Médicos acusados do homicídio de recém-nascido em Gaia foram absolvidos

25 de Fevereiro 2026

Os quatro médicos de ginecologia/obstetrícia acusados de homicídio por negligência de um recém-nascido na Unidade Local de Saúde (ULS) de Vila Nova de Gaia/Espinho em 2019 foram hoje absolvidos.

“Ficando a dúvida, não resta alternativa ao tribunal que absolver os arguidos”, disse a juíza durante a leitura da sentença no Tribunal de Vila Nova de Gaia, no distrito do Porto.

O julgamento começou a 17 de dezembro de 2025 com exclusão de publicidade, ou seja, à porta fechada.

Os médicos, que hoje não estiveram na leitura da sentença a seu pedido, estavam acusados da prática de um crime de homicídio por negligência, na forma grosseira.

Segundo a acusação, a 12 de dezembro de 2019 os médicos de ginecologia/obstetrícia integravam as equipas de turno e, por isso, estavam de serviço nas urgências quando fizeram o acompanhamento de um parto de uma mulher entre as 08:09 e 09:11 (hora do nascimento do bébe).

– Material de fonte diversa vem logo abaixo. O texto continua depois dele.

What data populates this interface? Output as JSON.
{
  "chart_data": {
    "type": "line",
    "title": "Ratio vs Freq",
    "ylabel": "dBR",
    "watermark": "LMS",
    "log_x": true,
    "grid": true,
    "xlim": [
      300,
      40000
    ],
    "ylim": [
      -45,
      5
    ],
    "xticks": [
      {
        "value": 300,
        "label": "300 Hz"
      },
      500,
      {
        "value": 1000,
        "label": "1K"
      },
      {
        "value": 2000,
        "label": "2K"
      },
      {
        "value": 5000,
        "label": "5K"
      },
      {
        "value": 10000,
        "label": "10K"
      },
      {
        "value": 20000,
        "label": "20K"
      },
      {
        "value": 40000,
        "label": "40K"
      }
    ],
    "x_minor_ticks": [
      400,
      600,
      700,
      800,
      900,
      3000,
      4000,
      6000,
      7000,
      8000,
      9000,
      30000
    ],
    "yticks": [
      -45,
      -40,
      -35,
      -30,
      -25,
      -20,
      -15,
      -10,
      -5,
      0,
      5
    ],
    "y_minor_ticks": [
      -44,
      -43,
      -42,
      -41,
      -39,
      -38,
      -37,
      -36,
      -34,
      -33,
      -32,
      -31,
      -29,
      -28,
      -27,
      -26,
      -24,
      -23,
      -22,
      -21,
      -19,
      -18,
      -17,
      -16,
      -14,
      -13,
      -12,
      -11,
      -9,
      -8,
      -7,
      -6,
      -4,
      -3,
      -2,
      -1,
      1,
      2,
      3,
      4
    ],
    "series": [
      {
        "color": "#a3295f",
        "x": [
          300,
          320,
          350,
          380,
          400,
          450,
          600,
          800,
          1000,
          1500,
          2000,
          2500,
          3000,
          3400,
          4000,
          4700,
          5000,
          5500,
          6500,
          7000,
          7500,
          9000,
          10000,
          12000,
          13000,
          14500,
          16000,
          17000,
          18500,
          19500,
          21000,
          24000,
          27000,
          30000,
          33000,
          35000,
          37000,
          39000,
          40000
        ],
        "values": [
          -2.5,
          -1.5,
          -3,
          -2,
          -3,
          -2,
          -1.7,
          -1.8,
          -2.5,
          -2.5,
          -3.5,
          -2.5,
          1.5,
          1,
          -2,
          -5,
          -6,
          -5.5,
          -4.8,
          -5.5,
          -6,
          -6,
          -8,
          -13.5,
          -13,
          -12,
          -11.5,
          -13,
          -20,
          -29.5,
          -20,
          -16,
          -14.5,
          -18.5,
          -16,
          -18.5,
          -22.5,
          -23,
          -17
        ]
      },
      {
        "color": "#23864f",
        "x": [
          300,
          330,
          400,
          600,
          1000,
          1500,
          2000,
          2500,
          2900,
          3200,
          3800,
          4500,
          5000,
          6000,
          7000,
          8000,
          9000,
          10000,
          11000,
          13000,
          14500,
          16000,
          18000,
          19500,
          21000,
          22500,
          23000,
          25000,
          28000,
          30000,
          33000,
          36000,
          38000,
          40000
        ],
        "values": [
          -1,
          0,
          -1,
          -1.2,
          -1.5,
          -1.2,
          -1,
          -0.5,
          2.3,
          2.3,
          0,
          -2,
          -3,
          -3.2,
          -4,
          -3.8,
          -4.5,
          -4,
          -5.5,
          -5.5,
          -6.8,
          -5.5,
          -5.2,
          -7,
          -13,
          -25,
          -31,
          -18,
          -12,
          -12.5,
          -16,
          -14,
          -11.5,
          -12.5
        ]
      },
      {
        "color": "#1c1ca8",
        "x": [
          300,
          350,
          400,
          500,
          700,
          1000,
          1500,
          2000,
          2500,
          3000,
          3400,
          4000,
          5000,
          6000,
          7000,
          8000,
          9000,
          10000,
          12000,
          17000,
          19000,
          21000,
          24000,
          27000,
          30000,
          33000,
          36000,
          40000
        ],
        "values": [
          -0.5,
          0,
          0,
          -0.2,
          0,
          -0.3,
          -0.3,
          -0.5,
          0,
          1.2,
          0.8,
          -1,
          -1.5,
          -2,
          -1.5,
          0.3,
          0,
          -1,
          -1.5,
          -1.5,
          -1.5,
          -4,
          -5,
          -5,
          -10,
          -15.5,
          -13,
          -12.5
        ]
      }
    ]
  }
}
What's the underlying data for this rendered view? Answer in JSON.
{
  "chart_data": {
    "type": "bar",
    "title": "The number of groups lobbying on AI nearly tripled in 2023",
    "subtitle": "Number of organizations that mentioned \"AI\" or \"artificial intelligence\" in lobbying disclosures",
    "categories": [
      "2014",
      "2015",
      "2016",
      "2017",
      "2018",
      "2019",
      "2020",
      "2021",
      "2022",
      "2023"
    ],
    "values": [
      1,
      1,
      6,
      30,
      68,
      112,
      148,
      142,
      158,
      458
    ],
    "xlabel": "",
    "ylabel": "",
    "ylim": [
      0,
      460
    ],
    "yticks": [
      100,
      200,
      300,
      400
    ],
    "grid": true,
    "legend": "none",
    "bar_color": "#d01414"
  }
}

O bebé morreu cinco horas após o parto na Unidade de Cuidados Maternoinfantis, referiu.

A acusação sublinhou que os médicos, ao invés de determinarem a realização de uma cesariana em tempo útil, decidiram prosseguir com a ideia inicial de parto vaginal, apesar de essa opção se mostrar desadequada perante os dados fornecidos pelo CTG (cardiotocografia) e insistir na realização de manobras de reposicionamento da parturiente.

Em consequência de tais práticas, e apesar das manobras de reanimação a que foi sujeito, o recém-nascido acabou por morrer pelas 13:45 desse dia devido a uma encefalopatia hipóxica-isquémica (lesão cerebral causada pela falta de oxigénio e fluxo sanguíneo ao cérebro), adiantou.

“Os arguidos agiram com falta do dever de cuidado que lhes era exigível e pelos erros de diagnóstico cometidos não identificaram, ao longo do trabalho de parto, o período crítico em que a sua intervenção médica obstétrica poderia ter evitado a morte do recém-nascido, agindo de forma contrária às ‘leges artis’ [boas práticas clínicas]”, apontou.

A juíza insistiu que não ficou provado que os arguidos agiram livre e conscientemente.

Além disso, a magistrada salientou que não foi possível provar a “real causa” da morte do recém-nascido e que os pais daquele não autorizaram a realização de exames médicos para esclarecer a “efetiva causa” da morte.

“Não se consegue estabelecer nexo de causalidade entre a conduta obstétrica e o falecimento do recém-nascido”, considerou.

Dizendo que os médicos não violaram a `leges artis´, a juíza frisou que a morte não seria previsível, nem provável.